Writing 101: The Business Email
Writing a business email is different than sending off an email to a friend or family member. The tone should be more professional, but also warm and friendly. Here are some tips for crafting an effective business email every time.
Greet the recipient. Take the time to write a greeting, and when possible, include the recipient’s name. This makes your greeting seem more real and shows you took the time to personalize it.
Avoid rambling. This is an email, not a handwritten letter. Avoid writing volumes of information. Instead, get the basic points across.
Use the subject line. How many times have you deleted a message without reading it because there was no subject? Other people do this, too. Keep your message on the subject line clear and to the point.
Careful with your tone. It’s difficult to communicate via email because the recipient can’t read your body language and hear your tone of voice. Choose your words carefully, so you don’t come across as abrupt, abrasive or pushy.
Check your spelling. This may seem like a no-brainer, but far too many people send emails without double-checking their spelling and grammar, which looks, well, unprofessional. There is a spell check tool for a reason. Use it.
Avoid emoticons. Save the cute little emoticons for your friends and family. They are just that, cute. They do not look professional, and no, they do make you seem more down to earth.
Reconsider attachments. If there’s something you really want the recipient to see, include the most important part of it within the email. Attachments add an unnecessary step for your reader. You can always include the attachment, and let readers decide whether to open it.
Avoid ALL CAPS. Using ALL CAPS is harsh looking and comes off as if you’re yelling. If you absolutely want to stress a word or phrase, better to italicize it.
Say good-bye. In addition to a nice greeting, a business email should include a closing, as well as a signature. For instance, it could be as simple as saying, “Thank you,” or “Sincerely.” Or, writing something more elaborate such as, “I look forward to hearing from you.”
Best E-mail Sign-Offs
So you’ve worked to make your email clear and edited it to streamline your writing. But it can all go awry with the wrong closing. It’s just a word or a phrase, but finding the right tone to close your email requires a surprising amount of thought and finesse. Consider the context. What works for a friend or a close colleague, doesn’t work in strictly professional correspondence with a distant acquaintance or someone you’ve never met. Here are some sign-offs to set the right tone, as well as closings you should avoid.
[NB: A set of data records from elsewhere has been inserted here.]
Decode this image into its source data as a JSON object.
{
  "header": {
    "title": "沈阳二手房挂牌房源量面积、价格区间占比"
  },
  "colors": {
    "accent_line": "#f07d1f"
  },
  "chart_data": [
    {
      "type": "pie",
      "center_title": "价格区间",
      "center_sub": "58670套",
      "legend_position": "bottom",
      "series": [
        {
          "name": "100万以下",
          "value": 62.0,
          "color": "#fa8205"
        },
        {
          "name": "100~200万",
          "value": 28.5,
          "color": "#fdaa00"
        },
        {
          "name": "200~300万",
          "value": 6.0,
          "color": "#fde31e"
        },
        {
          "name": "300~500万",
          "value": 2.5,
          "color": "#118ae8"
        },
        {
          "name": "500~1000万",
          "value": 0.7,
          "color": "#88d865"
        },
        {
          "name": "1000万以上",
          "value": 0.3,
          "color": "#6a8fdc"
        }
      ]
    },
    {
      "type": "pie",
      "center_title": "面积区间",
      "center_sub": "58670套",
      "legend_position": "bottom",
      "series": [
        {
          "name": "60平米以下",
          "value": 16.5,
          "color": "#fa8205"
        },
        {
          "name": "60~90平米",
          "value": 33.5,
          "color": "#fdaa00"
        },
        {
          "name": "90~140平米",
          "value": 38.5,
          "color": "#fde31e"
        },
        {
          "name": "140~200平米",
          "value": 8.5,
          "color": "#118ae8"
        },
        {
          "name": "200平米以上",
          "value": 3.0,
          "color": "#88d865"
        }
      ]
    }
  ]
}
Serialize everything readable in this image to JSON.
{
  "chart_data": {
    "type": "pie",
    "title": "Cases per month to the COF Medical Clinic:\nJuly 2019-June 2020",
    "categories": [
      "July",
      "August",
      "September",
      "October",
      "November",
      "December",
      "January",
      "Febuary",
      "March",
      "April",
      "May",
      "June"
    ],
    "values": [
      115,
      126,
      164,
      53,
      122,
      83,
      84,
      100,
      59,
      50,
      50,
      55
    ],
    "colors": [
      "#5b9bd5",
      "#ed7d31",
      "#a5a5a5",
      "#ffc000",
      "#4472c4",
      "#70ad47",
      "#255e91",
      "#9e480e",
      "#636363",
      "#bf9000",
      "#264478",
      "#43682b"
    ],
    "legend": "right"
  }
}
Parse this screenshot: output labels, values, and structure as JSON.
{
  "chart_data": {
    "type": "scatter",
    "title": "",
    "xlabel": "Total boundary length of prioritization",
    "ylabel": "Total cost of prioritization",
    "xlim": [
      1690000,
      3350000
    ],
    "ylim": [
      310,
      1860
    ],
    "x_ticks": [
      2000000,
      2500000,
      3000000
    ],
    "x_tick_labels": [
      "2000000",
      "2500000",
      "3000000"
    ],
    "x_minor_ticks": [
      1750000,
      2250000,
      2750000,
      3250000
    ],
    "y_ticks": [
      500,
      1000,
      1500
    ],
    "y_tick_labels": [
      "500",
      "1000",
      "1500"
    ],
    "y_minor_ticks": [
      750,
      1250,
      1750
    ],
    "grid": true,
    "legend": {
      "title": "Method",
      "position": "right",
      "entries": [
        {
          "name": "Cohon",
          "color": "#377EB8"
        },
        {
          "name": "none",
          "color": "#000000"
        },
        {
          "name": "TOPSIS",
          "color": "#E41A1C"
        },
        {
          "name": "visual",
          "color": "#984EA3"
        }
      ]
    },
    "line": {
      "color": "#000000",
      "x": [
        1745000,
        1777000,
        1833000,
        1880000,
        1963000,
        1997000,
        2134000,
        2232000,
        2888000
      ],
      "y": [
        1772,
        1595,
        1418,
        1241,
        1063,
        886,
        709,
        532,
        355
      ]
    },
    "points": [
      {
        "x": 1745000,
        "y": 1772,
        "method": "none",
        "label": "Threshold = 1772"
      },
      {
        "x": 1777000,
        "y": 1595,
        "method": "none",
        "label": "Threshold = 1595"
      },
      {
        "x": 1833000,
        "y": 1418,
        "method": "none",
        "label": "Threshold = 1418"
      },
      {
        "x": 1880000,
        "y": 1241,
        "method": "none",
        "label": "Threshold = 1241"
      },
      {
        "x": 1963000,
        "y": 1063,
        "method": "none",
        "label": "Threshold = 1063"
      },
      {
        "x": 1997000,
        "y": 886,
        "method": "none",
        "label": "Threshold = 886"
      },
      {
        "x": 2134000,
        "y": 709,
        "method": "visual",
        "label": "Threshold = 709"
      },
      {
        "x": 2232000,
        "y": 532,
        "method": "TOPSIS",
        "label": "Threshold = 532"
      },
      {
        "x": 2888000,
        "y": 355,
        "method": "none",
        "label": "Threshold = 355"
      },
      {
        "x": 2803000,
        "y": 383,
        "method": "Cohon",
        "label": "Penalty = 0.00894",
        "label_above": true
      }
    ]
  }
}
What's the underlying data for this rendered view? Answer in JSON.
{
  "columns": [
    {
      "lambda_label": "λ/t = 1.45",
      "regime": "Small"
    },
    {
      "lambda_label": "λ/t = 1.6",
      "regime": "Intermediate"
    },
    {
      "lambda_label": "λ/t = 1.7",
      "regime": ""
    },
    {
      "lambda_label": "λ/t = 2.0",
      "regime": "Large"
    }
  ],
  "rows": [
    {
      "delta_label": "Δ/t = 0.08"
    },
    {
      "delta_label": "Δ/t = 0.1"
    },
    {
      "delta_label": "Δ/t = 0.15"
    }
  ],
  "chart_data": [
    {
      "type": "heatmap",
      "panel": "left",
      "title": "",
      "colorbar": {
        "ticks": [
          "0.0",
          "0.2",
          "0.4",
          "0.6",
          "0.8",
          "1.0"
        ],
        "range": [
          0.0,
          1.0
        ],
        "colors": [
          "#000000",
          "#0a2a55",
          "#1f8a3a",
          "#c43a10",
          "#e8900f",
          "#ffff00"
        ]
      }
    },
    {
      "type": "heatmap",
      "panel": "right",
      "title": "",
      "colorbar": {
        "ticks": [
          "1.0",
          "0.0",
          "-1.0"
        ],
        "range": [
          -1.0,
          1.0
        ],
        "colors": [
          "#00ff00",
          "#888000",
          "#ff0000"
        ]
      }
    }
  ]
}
Here’s a rundown of tried-and-true sign-offs that work best to set the right tone.
Formal business sign-offs. For a formal (and safe!) business closing, try one of these: Regards, Sincerely, or Best wishes.
Friendly business closings. If you’re aiming for a warm, friendly tone, try Best, Cheers, or As ever.
Closings to express gratitude, or make a request. A simple “Thanks” is a solid choice when you want to express gratitude. And you can never go wrong when you add the line, “I appreciate your [help, input, feedback, etc.] to express appreciation when someone helps you out. Closing with “Thanks in advance” conveys a tone of expectancy. Save it for when you mean to imply, “I expect you to do this.”
Sign-offs to avoid
The closings you want to avoid altogether in a business email.
Love. Save this one for your significant other, family and friends. Ditto for “Hugs” or “XOXO.”
Thx or Rgrds. You’re not 13, and this conversation is not taking place on a messaging app. Take the time to write your words.
Take care. On the surface, it sounds pleasant, but on closer examination, it seems to imply that the recipient should be wary of potential danger. Use this one only if there’s known to be bears lurking around the dumpster at the recipient’s office.
Yours truly. Do you really, really belong to the recipient? Nope. This sounds insincere and hokey unless you’re writing home to your parents from summer camp.
Respectfully/Respectfully yours. This is the standard close for government officials and clergy. So if you’re writing to an ordained minister or the POTUS, fine. Otherwise, avoid them.
[Nothing at all]. Okay, we live in the modern world of instant messaging, but this comes off as a bit abrupt and impersonal. Say something—anything—to close.